Hanya saja, cara itu tak memungkinkan karena aktivitas penerbangan di sejumlah wilayah akibat abu vulkanik. Sehingga, BNPB tak bisa menerbangkan pesawatnya guna melancarkan OMC, baik di Bandara Halim Perdanakusuma maupun Pondok Cabe.
"Kemarin tidak bisa terbang. Karena pesawatnya tidak bisa keluar dari bandara, kami akan melaksanakannya dari Bandara Pondok Cabe dan Halim tidak bisa," terang dia.

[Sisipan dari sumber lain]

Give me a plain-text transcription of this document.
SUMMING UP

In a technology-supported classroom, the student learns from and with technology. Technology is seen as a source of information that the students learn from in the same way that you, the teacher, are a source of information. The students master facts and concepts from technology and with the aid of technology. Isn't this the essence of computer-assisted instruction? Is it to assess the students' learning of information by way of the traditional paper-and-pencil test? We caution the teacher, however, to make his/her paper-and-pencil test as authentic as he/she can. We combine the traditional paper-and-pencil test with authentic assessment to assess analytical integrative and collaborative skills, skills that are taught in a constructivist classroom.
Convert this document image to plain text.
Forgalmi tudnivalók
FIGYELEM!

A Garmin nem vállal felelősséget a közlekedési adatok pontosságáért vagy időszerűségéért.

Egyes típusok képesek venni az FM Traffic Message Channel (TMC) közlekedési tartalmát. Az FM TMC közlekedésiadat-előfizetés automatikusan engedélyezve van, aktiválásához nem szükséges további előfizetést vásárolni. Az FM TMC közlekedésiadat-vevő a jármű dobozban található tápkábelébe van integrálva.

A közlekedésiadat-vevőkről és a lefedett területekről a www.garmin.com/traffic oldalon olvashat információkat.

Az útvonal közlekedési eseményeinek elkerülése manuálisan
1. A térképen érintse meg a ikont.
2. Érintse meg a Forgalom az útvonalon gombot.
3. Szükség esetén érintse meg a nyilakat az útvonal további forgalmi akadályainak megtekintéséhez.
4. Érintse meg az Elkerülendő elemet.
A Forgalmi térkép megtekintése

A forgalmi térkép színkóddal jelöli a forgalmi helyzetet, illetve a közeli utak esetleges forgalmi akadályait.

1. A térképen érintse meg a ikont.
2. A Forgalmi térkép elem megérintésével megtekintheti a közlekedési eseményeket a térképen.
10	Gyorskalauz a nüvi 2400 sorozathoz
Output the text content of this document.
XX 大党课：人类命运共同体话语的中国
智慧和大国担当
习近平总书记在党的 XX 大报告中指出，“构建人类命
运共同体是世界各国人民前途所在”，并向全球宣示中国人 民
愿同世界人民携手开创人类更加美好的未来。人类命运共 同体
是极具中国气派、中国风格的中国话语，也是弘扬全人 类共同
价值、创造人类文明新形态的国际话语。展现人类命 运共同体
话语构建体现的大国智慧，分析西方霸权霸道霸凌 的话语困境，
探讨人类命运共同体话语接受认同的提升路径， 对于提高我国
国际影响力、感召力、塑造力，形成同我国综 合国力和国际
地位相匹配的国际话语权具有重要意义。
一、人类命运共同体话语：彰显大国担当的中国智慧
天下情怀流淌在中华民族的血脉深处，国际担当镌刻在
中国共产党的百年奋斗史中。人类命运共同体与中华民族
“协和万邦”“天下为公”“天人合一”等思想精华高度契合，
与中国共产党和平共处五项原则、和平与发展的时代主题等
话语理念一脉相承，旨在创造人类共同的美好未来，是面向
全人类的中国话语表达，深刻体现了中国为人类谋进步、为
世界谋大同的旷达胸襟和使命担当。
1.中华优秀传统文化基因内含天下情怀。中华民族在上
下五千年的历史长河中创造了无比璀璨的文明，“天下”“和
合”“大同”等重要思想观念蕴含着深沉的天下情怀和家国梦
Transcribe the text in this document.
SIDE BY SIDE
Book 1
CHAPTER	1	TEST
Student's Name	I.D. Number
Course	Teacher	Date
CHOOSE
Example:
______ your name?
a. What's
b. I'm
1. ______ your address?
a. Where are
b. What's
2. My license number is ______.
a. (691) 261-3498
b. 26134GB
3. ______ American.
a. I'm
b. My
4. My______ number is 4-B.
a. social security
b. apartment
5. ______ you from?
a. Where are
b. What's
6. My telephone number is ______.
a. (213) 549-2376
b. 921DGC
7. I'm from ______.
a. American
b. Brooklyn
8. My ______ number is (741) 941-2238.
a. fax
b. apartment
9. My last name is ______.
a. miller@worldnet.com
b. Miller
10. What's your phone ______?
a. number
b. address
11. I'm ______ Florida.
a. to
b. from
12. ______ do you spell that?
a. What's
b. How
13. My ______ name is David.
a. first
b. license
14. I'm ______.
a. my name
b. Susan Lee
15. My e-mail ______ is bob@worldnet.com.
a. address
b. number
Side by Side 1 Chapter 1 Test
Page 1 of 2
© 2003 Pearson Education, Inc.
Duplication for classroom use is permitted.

Jika masih tak memungkinkan, Suharyanto juga mengatakan bahwa BNPB menyiapkan skenario cadangan jika Jakarta dan Sumatera masih tertutup abu vulkanik. Pihaknya akan mengerahkan armada dari Bandara Kertajati, Semarang, Jawa Tengah, untuk memicu hujan di area terdampak.
"Terbangnya dari Semarang sehingga paling tidak bisa datang hujan," jelas dia.
Cara Paling Tepat
Menurut Suharyanto, hujan adalah cara terbaik dalam penanganan abu vulkanik. Sehingga OMC akan dilakukan BNPB untuk meluruhkan sisa abu yang tersebar di beberapa wilayah.
"Mudah-mudahan hari ini, besok, sehingga bisa meluruhkan abu vulkanik yang sekarang mengganggu kehidupan kita. Ini bisa luruh karena salah satu upaya yang paling tepat untuk meluruhkan abu vulkanik adalah dengan mendatangkan hujan," pungkasnya.